Chapitre 18

- C'est encore loin le sommet ?
- Tais-toi, pédale.
Jaurès de l'Avenue, in
L'Arrivée du Tour.


Au temps de Nicolas de Sarcotie, le mair de Pari, l'intrépide metteur en Seine Bertrans de la Noyée, s'était convaincu que tous les administrés devaient rouler à vélo.

Bertrans de la Noyée était le promoteur visionnaire de Pariplage, un astucieux système de bassines, de lampes à ultraviolets et de bains de pieds qui permettait de conserver le soleil à Pari au mois d'Août, quelle que fût la position de l'anticyclone des Açores, pour peu qu'on conservât ses lunettes spéciales à vision positive.

Le vélo, quant à lui, était une invention plus ancienne, un ingénieux véhicule à cuisses musculeuses, munies de deux roues, disposées l'une derrière l'autre.

Ainsi décrit, on comprend que le vélo était par nature instable.

Mais le génie des ingénieurs Europains avait été d'obtenir qu'il tienne en l'air par effet gyroscopique, en emportant un passager, de surcroît.

Des expériences sont actuellement tentées par des universitaires pour reconstruire et mettre en oeuvre des exemplaires de vélo d'après des plans d'époque, pour en comprendre le fonctionnement et évaluer leurs performances.

En attendant les résultats nouveaux espérés de ces expériences, on se base sur des récits de l'époque, qui nous donnent à penser que le vélo permettait de réaliser des vols planés de quelques dizaines de mètres, sans aucune aile ou hélice, particulièrement au niveau des carrefours à circulation dense.

Il faut s'imaginer le Pari de l'époque, beaucoup plus dégagé et aéré que ce que nous connaissons, avec ses habitants décollant avec grâce à chaque carrefour comme une volée de colombes.

De nos jours, on ne parvient à obtenir cet effet qu'au moyen de pastilles anti-gravité, malcommodes et inélégantes, ce qui devrait nous rendre modestes quand nous portons des jugements condescendants sur la technologie de cette époque.

Malgré tous ses avantages, le vélo avait quelques menus inconvénients, qui n'avaient pas manqué de lui attirer les foudres de quelques grincheux aux jambes courtes, mais au bras long.

Pas de Nicolas de Sarcotie lui-même, en tous cas, qui, outre le jogging (conseil des ministres cursif) dans le bois de Boulogne, était connu pour ses longues ballades à vélo dans le bois de Boulogne, avec des garçons chaleureux transpirants conduits par le journaliste serviable Michel de Druquère.

En fait, rien de ce qui était dans le bois de Boulogne, aucun de ses habitants ou de ses habitués n'était étranger à Nicolas de Sarcotie.
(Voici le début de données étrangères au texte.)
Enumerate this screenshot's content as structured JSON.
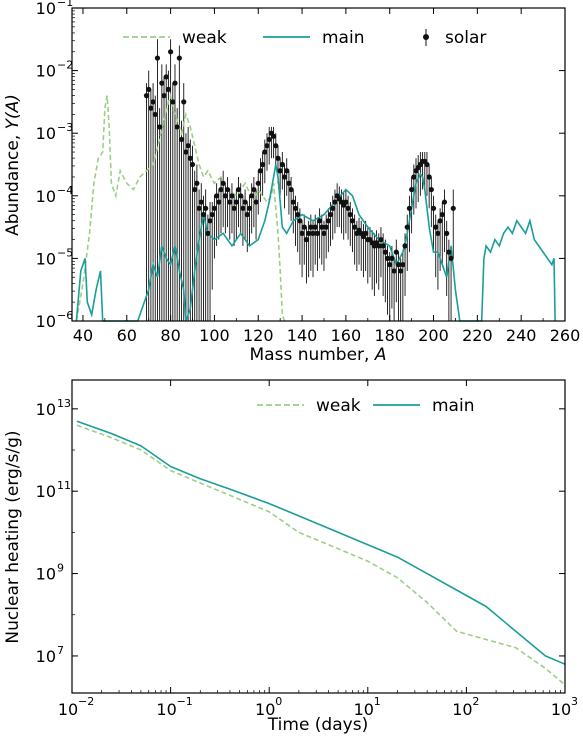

Le bois de Boulogne était sa passion.

Et il aimait beaucoup le vélo.

Ceux qui en revanche détestaient cette merveilleuse machine lui reprochaient mesquinement de ne pas protéger de la pluie (les villes n'avaient pas de bouclier de régulation météorologique), d'être malcommode à garer, et surtout d'être facile à voler - les sots, ils ne se rendaient pas compte que c'était son principal avantage, qui leur offrait la possibilité de partager les sensations des oiseaux.

Bertrans de la Noyée avait décidé d'imposer le bon sens à toute la cité en proposant des vélos à chaque coin de rue à tous les passants qui avaient besoin de voler pour se déplacer, ainsi qu'à ceux qui n'en avaient absolument pas besoin.

Pour parvenir à cette fin, il avait passé un accord avec Jean-Claude de Caux, un célèbre fabricant de bribus, un autre ingénieux dispositif qui permettait de survivre bien coiffé dans un monde plein de bus.

Jean-Claude de Caux et Bertrans de la Noyée estimaient qu'il était possible d'obtenir de même résultat, en remplaçant les bus par des vélos, pour faire un monde plein de vélos.

Certains remarquaient qu'il existait déjà un monde plein de vélos, dans la république du China, mais que ses habitants ayant pris goût aux véhicules à huile de pétrole et aux bus préféraient en définitive un monde plein de bus.

Bertrans de la Noyée répliquait avec à propos que lorsque le China s'éveillerait, Europe s'endormirait, à cause du décalage horaire, alors, qu'est-ce que vous répondez à ça ?

Il se faisait fort de favoriser ce sommeil, en mettant en place des rituels d'endormissement.

Ainsi, pendant tout un été, Pari se couvrit de trous verts et blancs, alors que des ouvriers construisaient les brivélos qui allaient bientôt faire la réputation de la ville.